4. Diagnostic inference concerns querying a nonevidence variable that is an ancestor of an evidence variable, reasoning backward from effects to causes.  How does the introduction of true evidence of d affect the probability of a compared to our pearl.in network with no evidence?

5. Causal inference concerns querying a nonevidence variable that is a descendant of an evidence variable, reasoning forward from causes to effects.  How does the introduction of false evidence of a affect the probability of d compared to our pearl.in network with no evidence?

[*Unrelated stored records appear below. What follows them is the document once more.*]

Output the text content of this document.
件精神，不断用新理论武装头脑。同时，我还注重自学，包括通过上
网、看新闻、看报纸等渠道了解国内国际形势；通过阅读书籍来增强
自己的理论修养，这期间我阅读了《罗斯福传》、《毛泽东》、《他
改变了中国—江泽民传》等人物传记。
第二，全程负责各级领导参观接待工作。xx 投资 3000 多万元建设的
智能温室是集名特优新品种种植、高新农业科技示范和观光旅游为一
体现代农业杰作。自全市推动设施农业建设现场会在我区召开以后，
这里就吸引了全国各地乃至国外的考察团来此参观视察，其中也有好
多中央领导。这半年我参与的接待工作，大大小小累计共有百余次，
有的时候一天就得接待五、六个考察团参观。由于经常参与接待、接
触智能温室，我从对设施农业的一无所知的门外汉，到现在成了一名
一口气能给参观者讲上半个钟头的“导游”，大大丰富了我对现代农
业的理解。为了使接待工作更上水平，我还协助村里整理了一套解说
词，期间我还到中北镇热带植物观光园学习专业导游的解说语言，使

6. Intercausal inference (also called "explaining away") concerns a querying common cause variables of the same evidence effect variable.  Suppose we have evidence only of a coma (d) in our pearl.in network.  What are the probabilities of b and c?  Suppose then that we learn that the patient has a brain tumor (c).  What is the new probability of them having increased total serum calcium (b)?  Suppose instead that we learn that the patient has increased total serum calcium (b)? What is the new probability of them having a brain tumor (c)?

7. Mixed inference concerns a queried nonevidence variable that is both a descendant and an ancestor of evidence variables.  For example, if the patient has no metastatic cancer (a) but is in a coma (d), what is the probability of the patient having a brain tumor (c) in our pearl.in network?

8. A weakness of Gibbs sampling: As with many Monte Carlo simulation algorithms, one must be careful when improbable (but not impossible) events are of great importance.  In the Bayes network tree (tree.in) defined below, what are the true probabilities of each variable (assuming no evidence)?  Perform Gibbs sampling with different orders of magnitudes of iterations (e.g.  10000, 100000, 1000000, 10000000), share your results, and reflect on what they teach.

P(a) = {.1}
P(b|a) = {0, .1}
P(c|a) = {0, .1}
P(d|b) = {0, .1}
P(e|b) = {0, .1}
P(f|d) = {0, .1}
P(g|d) = {0, .1}
P(h|f) = {0, .1}
P(i|f) = {0, .1}
P(j|h) = {0, .1}
P(k|h) = {0, .1}

9. D-separation (advanced): Read section 2.4 ("D-separation") of  Ross Shachter's "Bayes-Ball: ..." article and demonstrate three different ways evidence or lack thereof can D-separate two nodes, causing them to become conditional independent of each other.  Using the alarm.in Bayesian network of Russell & Norvig Figure 14.2, show how:
• evidence of an alarm creates or eliminates conditional independence between a burglary and John calling
• evidence of an alarm creates or eliminates conditional independence between John calling and Mary calling
• evidence of an alarm and/or call(s) creates or eliminates conditional independence between a burglary and an earthquake

# Further Explorations in Markov Chain Monte Carlo Algorithms

There are many examples of Markov Chain Monte Carlo (MCMC) algorithms that you can explore further:

• Simulated Annealing is an MCMC algorithm used for global optimization and especially combinatorial optimization.  Learn about Simulated Annealing in an application to logic maze design.
• WalkSAT is a MCMC algorithm for seeking a satisfying truth assignment for the SAT problem.  A project that encourages implementation of WalkSAT concerns  reasoning about the deductive boardgame Clue.
• The PageRank algorithm, which was responsible for Google's rise, invites another application of MCMC through simulated web surfing.  There are a variety of PageRank assignments available online, but here is the basic idea:
• Represent a set of webpages as nodes in a directed graph where a edge is between node i and node j if the webpage of node i has a link to the webpage of node j.
• Pick a random node as your initial webpage.
• For many iterations:
• Surf the directed graph from your current node to an adjacent node, choosing among adjacent nodes with equal probability.  If a page has no links travel to any node with equal probability.  Count your visits to each node.
• Compute the fraction of time a node is visited as an estimate of the relative imporantance of that page in the set of pages.

As one can see, applications of Markov Chain Monte Carlo are many and varied.  When a probability distribution seems difficult to sample or compute, consider designing a random process that has your desired distribution as a steady state over time, and start iterating!